Hoy: 24 de noviembre de 2024
El feminismo es una de las corrientes ideopolíticas y uno de los movimientos sociales más relevantes de nuestro tiempo. Entronca con numerosos estratos del pensamiento y de la acción. Perfora transversalmente las capas sociales y nos involucra a todos por doquier. Por ello, exige para su tratamiento y análisis una cautela especial ya que por estar todos involucrados en él –las mujeres juegan un papel cardinal en nuestras vidas– el sesgo subjetivo y el error son dos riesgos siempre presentes. Ello demanda una cierta benevolencia en torno a quienes se atreven hoy, como este cronista, a tratarlo en medio de una atmósfera altamente electrizada al respecto.
El denominador común que engarza el feminismo con movimientos históricos e ideológicos tales como el cristianismo, el socialismo y el comunismo, entre otros, es el igualitarismo, fruto de un desarrollo de la conciencia social sobre las condiciones de vida y el reparto del trabajo para garantizarlas. Por ello, el feminismo es, en sí, un escalón progresivo más hacia una meta de igualdad anhelada recurrentemente por la Humanidad.
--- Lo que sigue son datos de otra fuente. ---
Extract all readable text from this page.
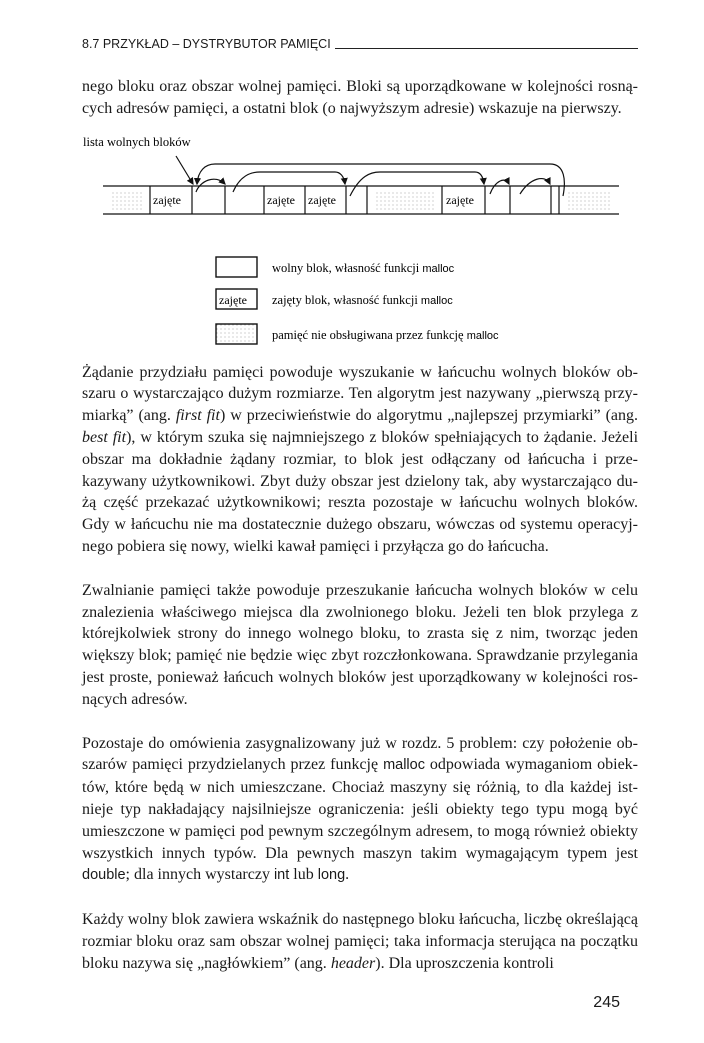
8.7 PRZYKŁAD – DYSTRYBUTOR PAMIĘCI

nego bloku oraz obszar wolnej pamięci. Bloki są uporządkowane w kolejności rosnących adresów pamięci, a ostatni blok (o najwyższym adresie) wskazuje na pierwszy.

lista wolnych bloków
zajęte	zajęte zajęte	zajęte
wolny blok, własność funkcji malloc
zajęte zajęty blok, własność funkcji malloc
pamięć nie obsługiwana przez funkcję malloc

Żądanie przydziału pamięci powoduje wyszukanie w łańcuchu wolnych bloków obszaru o wystarczająco dużym rozmiarze. Ten algorytm jest nazywany „pierwszą przymiarką” (ang. first fit) w przeciwieństwie do algorytmu „najlepszej przymiarki” (ang. best fit), w którym szuka się najmniejszego z bloków spełniających to żądanie. Jeżeli obszar ma dokładnie żądany rozmiar, to blok jest odłączany od łańcucha i przekazywany użytkownikowi. Zbyt duży obszar jest dzielony tak, aby wystarczająco dużą część przekazać użytkownikowi; reszta pozostaje w łańcuchu wolnych bloków. Gdy w łańcuchu nie ma dostatecznie dużego obszaru, wówczas od systemu operacyjnego pobiera się nowy, wielki kawał pamięci i przyłącza go do łańcucha.

Zwalnianie pamięci także powoduje przeszukanie łańcucha wolnych bloków w celu znalezienia właściwego miejsca dla zwolnionego bloku. Jeżeli ten blok przylega z którejkolwiek strony do innego wolnego bloku, to zrasta się z nim, tworząc jeden większy blok; pamięć nie będzie więc zbyt rozczłonkowana. Sprawdzanie przylegania jest proste, ponieważ łańcuch wolnych bloków jest uporządkowany w kolejności rosnących adresów.

Pozostaje do omówienia zasygnalizowany już w rozdz. 5 problem: czy położenie obszarów pamięci przydzielanych przez funkcję malloc odpowiada wymaganiom obiektów, które będą w nich umieszczane. Chociaż maszyny się różnią, to dla każdej istnieje typ nakładający najsilniejsze ograniczenia: jeśli obiekty tego typu mogą być umieszczone w pamięci pod pewnym szczególnym adresem, to mogą również obiekty wszystkich innych typów. Dla pewnych maszyn takim wymagającym typem jest double; dla innych wystarczy int lub long.

Każdy wolny blok zawiera wskaźnik do następnego bloku łańcucha, liczbę określającą rozmiar bloku oraz sam obszar wolnej pamięci; taka informacja sterująca na początku bloku nazywa się „nagłówkiem” (ang. header). Dla uproszczenia kontroli

245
Mas la igualdad, que no debe confundirse con la uniformidad, no deja de ser una abstracción si no se ve referida a una realidad concreta.
Tal es la realidad que ha signado nuestro tiempo desde mediado el siglo XIX cuando, al calor de la primera revolución industrial, comienza a teorizarse sobre el feminismo. Esta teorización surgía como expresión de una necesidad de igualdad concerniente a las mujeres, sobre las que las primeras pensadoras feministas aseguraban, a grandes rasgos y sin apenas matices, que vivían en condiciones de desigualdad existencial con respecto a aquellas en las que se encontraban todos, todos los hombres.
En el origen de todo parece hallarse la creencia ancestral en una secular división natural –en realidad, cultural– del trabajo humano que lo escindiría en dos dimensiones diferentes; a saber, las externas o espaciales y las internas o temporales. Las tareas relacionadas con la esfera espacial, la vida pública, corresponderían al hombre; las concernientes al tiempo, a la interioridad y a la vida privada, quedarían asignadas a la mujer; y ello, de manera invariante. No había tránsito ni posibilidad, hasta entonces, de alterar la asignación de las respectivas tareas a mujeres y a hombres; con lo cual, el cambio de roles apenas se contemplaba y se aceptaba como si fuera natural. Algunas teorías antropológicas contemporáneas ponen en cuestión ciertos tópicos semejantes (la alimentación cotidiana en la prehistoria era a base de conejos, ardillas y roedores que las mujeres y los niños cazaban a diario, mientras las grandes cazas de mamuts por los hombres eran episodios rituales sin apenas trascendencia alimentaria).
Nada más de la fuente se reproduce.